I’m prepping a new course to teach this semester: undergraduate Electromagnetism II! I’m trying to put together some nice simple demos to illustrate principles in the class, and I’ll blog some of those that work and are interesting.
When Michael Faraday discovered the phenomenon of electromagnetic induction in 1831, paving the way for the complete unification of electricity and magnetism, he came up with a variety of experiments to demonstrate the effect.
One of them is now known as the Faraday disk, and it is very easy to construct — though I ended up buying one. My version is shown below.
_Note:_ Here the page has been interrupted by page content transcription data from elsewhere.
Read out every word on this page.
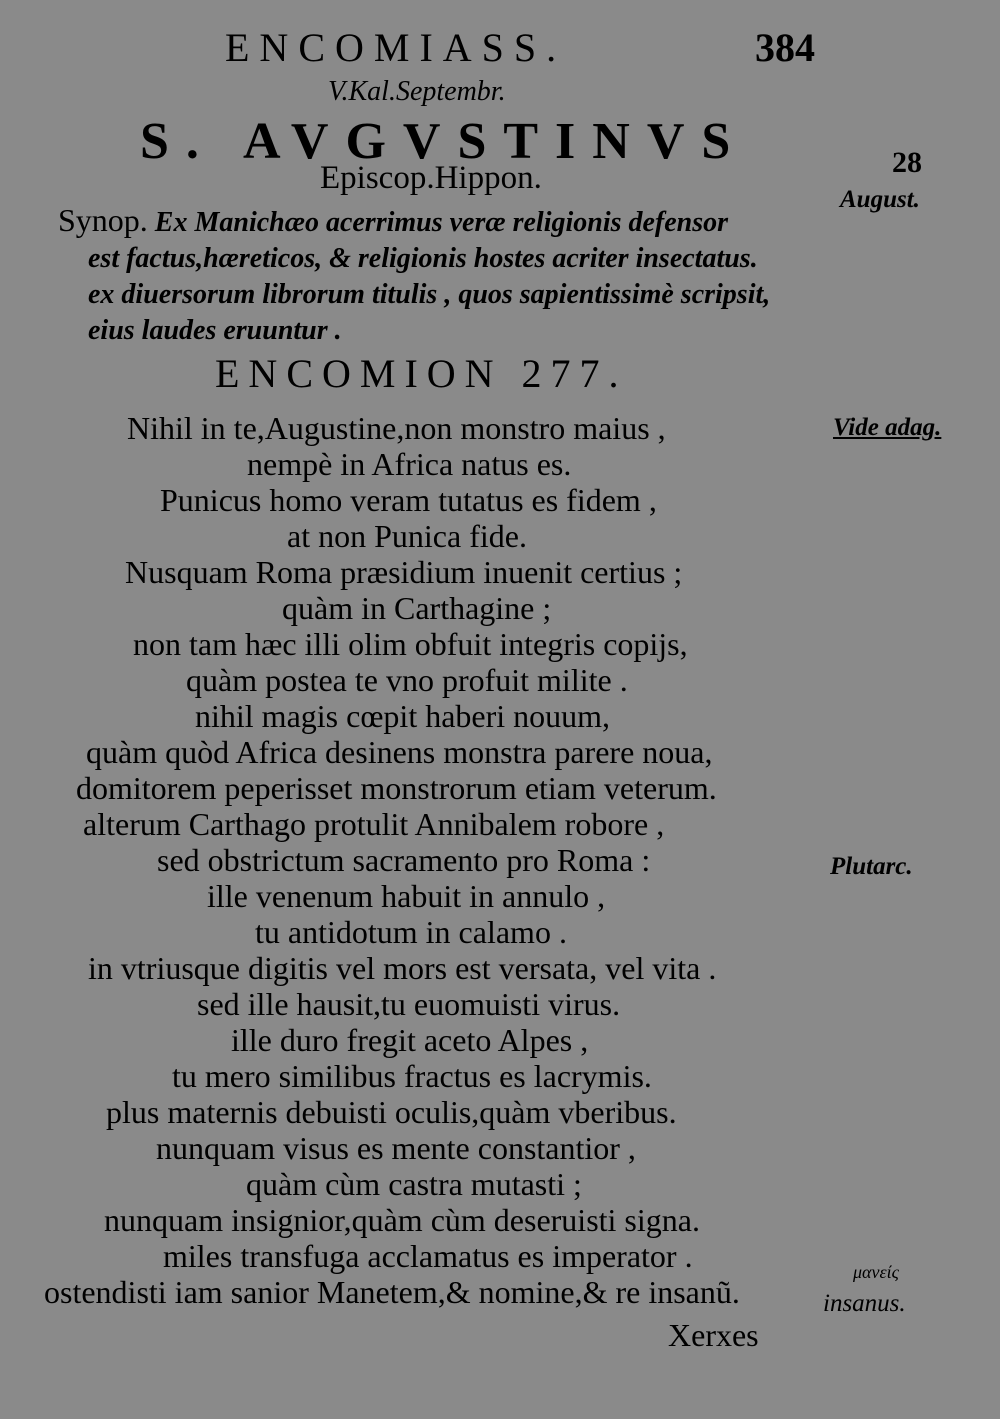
ENCOMIASS.	384
V.Kal.Septembr.
S. AVGVSTINVS
Episcop.Hippon.	28
August.
Synop. Ex Manichæo acerrimus veræ religionis defensor
est factus,hæreticos, & religionis hostes acriter insectatus.
ex diuersorum librorum titulis , quos sapientissimè scripsit,
eius laudes eruuntur .
ENCOMION 277.
Nihil in te,Augustine,non monstro maius ,
nempè in Africa natus es.
Punicus homo veram tutatus es fidem ,
at non Punica fide.
Nusquam Roma præsidium inuenit certius ;
quàm in Carthagine ;
non tam hæc illi olim obfuit integris copijs,
quàm postea te vno profuit milite .
nihil magis cœpit haberi nouum,
quàm quòd Africa desinens monstra parere noua,
domitorem peperisset monstrorum etiam veterum.
alterum Carthago protulit Annibalem robore ,
sed obstrictum sacramento pro Roma :
ille venenum habuit in annulo ,
tu antidotum in calamo .
in vtriusque digitis vel mors est versata, vel vita .
sed ille hausit,tu euomuisti virus.
ille duro fregit aceto Alpes ,
tu mero similibus fractus es lacrymis.
plus maternis debuisti oculis,quàm vberibus.
nunquam visus es mente constantior ,
quàm cùm castra mutasti ;
nunquam insignior,quàm cùm deseruisti signa.
miles transfuga acclamatus es imperator .
ostendisti iam sanior Manetem,& nomine,& re insanũ.
Vide adag.
Plutarc.
μανείς
insanus.
Xerxes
All of the parts are visible in this photo. By turning a hand crank, one rotates a copper disk between a pair of magnets (the black disks), one generates an electrical current that runs from the outer edge of the disk to the central axis. Wires connected to these two points runs to the red and black plugs, through which one can measure the voltage difference generated. It isn’t a spectacular amount — I measured about 5 millivolts, max — but it demonstrates the phenomenon known as rotational electromotive force.
As we have noted, however, Faraday interpreted his disk experiment as electromagnetic induction, not rotational emf. It turns out that he was kinda wrong — but he was also kinda right! The explanation of this simple experiment involves some rather deep concepts in physics, and inevitably leads us to Einstein’s theory of special relativity.